Description of problem: Updating my system with KPackageKit and PackageKit-zif, I got the following warning: The package cups-pk-helper-0.1.3-2.fc15.x86_64 (updates) is untrusted. Why does it think an official update is untrusted? (And if it really thinks the package is untrusted, why can it be updated to without the root password?) Version-Release number of selected component (if applicable): zif-0.2.4-0.78.20110918git.fc15.x86_64 PackageKit-zif-0.6.17-1.fc15.libzif.so.3.x86_64 kpackagekit-0.6.3.3-2.fc15.plasma.x86_64 (The KPackageKit build is the same as the official kpackagekit-0.6.3.3-2.fc15 except that I backported my Plasma services patch.) How reproducible: I don't know. Steps to Reproduce: 1. Update your system using KPackageKit. Actual results: Warning about untrusted package. Expected results: No warning about untrusted package (unless something's really wrong with the signature, in which case I expect an error or an authentication prompt).

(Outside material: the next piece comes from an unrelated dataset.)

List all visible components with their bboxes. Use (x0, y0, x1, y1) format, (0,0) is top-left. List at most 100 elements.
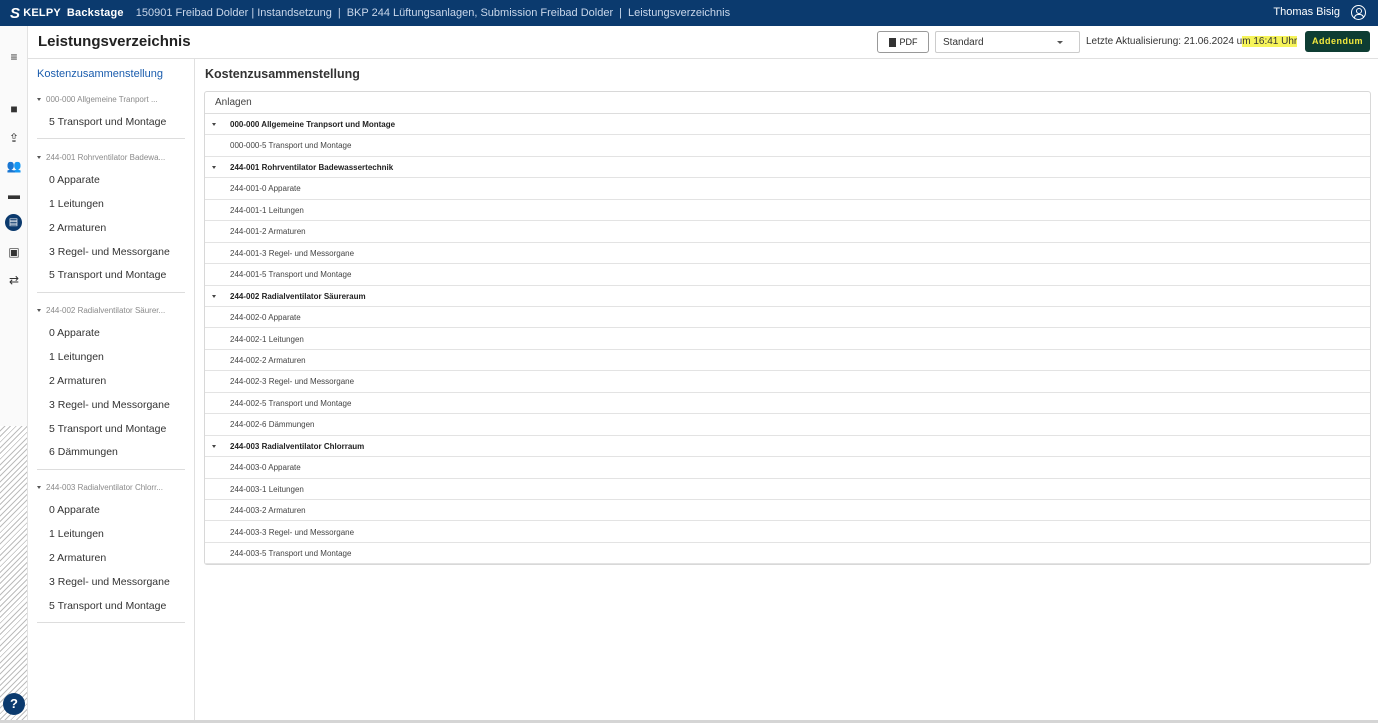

This seems always reproducible, today's updates were also claimed to be untrusted.
Yup, there's a logic bug in pk-backend-zif.c -- basically the result from zif_package_get_trust_kind() is only valid after zif_transaction_prepare() has been called. I'll have to work something out so we can have the same behavior as the yum backend, where we take the hack of repo trust to be an early return to the trusted, and a proper trusted check when the packages have actually been downloaded.
You need a new zif (from master) and a new PK (from master) unfortunately. commit 03ea59f3b7be8ebb4e5ef0d03fdda579eae6cbdf Author: Richard Hughes <richard> Date: Thu Sep 22 12:16:16 2011 +0100 zif: Do not always ask for untrusted authentication for trusted repos Packages are only marked ZIF_PACKAGE_TRUST_KIND_PUBKEY after the transaction has been prepared (and the packages downloaded), and until then the trust is unknown. From Zif 0.2.4 (commit 48691cfee89e90b90d469d62f29ac335430970be) they will be set to either ZIF_PACKAGE_TRUST_KIND_PUBKEY_UNVERIFIED when the repo has public key support, or ZIF_PACKAGE_TRUST_KIND_NONE if the repo does not. This allows us to skip the transaction straight to only_trusted=FALSE for transactions involving untrusted packages after simulate which avoids the double authentication. After the packages are downloaded we have either ZIF_PACKAGE_TRUST_KIND_PUBKEY or ZIF_PACKAGE_TRUST_KIND_NONE and this allows us to fail the transaction in the normal way prompting a warning dialog like the the yum backend does. Resolves: https://bugzilla.redhat.com/show_bug.cgi?id=739983
Looks like I need to somehow upgrade the PackageKit (or at least the zif backend) in my repo too, or backport the changes somehow. I'll see what I can do.